Michel Geistdoerfer entre en conflit/dissidence contre la personne de M. Pleven qui s’installe progressivement dans le paysage politique du pays de Dinan et qui va capter une partie de l’électorat modéré. Il tente à nouveau ses chances sur le plan électoral mais il échoue aux élections législatives de 1951 sur une liste de centre gauche qui n’obtient que 4 % des voix. Lors des élections cantonales d’octobre 1951 il soutient la candidature du communiste Fauvel, maire de Saint-Solen dans le canton de Dinan-Est où lui -même avait été élu en 1927 en se félicitant que le canton puisse être représenté par un républicain et un laïc.
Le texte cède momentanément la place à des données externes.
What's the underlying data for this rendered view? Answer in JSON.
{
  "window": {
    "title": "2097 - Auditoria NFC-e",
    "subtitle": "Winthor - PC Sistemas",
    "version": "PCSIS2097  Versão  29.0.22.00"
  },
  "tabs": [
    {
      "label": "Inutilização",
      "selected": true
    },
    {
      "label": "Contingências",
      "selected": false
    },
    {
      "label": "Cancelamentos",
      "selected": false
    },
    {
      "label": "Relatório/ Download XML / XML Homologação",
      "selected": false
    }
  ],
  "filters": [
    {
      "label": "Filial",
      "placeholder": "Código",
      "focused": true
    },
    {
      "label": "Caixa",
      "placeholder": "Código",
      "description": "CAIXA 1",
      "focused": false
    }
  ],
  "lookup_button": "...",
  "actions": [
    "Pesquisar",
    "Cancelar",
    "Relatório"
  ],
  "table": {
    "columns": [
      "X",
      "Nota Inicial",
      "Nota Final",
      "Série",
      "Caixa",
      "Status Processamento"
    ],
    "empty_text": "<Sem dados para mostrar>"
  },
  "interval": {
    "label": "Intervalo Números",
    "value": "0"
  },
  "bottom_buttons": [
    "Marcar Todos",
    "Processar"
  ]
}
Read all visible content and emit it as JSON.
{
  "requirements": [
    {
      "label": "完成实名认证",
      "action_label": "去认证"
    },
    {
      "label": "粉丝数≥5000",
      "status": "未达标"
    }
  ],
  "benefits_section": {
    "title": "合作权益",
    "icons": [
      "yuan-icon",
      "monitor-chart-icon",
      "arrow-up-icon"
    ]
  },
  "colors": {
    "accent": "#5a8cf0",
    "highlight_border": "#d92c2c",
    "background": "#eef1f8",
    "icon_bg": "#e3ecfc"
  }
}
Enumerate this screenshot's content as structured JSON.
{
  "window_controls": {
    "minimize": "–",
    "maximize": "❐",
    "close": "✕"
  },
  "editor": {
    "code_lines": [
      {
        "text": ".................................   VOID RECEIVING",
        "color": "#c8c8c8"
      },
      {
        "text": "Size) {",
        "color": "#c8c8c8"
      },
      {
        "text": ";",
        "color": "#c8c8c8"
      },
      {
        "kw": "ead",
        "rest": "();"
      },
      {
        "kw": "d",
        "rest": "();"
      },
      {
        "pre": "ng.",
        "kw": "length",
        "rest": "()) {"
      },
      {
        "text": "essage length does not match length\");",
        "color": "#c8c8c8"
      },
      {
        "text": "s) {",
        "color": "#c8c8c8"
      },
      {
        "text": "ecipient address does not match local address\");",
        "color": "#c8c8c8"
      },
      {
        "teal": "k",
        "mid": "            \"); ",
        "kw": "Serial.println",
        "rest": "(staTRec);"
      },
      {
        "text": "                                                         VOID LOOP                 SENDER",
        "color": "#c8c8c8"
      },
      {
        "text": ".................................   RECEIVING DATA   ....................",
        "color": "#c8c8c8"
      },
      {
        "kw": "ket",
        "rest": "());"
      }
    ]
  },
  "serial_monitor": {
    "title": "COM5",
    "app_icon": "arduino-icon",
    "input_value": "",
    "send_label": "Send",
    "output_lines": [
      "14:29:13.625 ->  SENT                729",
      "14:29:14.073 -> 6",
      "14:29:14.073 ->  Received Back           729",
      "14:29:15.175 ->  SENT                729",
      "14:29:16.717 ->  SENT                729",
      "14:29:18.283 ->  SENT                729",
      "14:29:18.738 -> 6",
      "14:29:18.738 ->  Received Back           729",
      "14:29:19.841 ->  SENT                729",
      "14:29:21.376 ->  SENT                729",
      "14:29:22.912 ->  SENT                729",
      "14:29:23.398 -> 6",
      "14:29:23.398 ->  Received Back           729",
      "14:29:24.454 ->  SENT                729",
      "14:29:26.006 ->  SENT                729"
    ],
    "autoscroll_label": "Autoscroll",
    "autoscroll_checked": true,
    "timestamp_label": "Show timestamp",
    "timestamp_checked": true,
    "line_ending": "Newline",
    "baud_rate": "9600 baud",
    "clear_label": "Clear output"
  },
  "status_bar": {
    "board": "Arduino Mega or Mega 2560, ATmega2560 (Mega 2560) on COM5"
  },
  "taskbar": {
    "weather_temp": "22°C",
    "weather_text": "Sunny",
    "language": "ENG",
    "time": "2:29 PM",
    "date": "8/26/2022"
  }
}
En 1958 il s’oppose, alors âgé de 75 ans, à la mise en place du pouvoir gaulliste qui débouche sur la Cinquième République. Il préside un meeting à Dinan dans le cadre de la campagne référendaire de septembre 1958 organisé par le PCF qui appelle à voter « non » et à l’union des forces républicaines.

Outre ses activités politiques, Michel Geistdoerfer a aussi laissé le souvenir d’un homme de lettres et quelques ouvrages dont «  Images Ouessantines », «  L’Amour tel qu’on le parle » ,une comédie «  Dans le taureau de Phalaris » , un roman « Ninkinou ». Après une vie politique bien remplie au service de la République , médaillé de la Résistance, il s’éteint à Paris le 22 Avril 1964.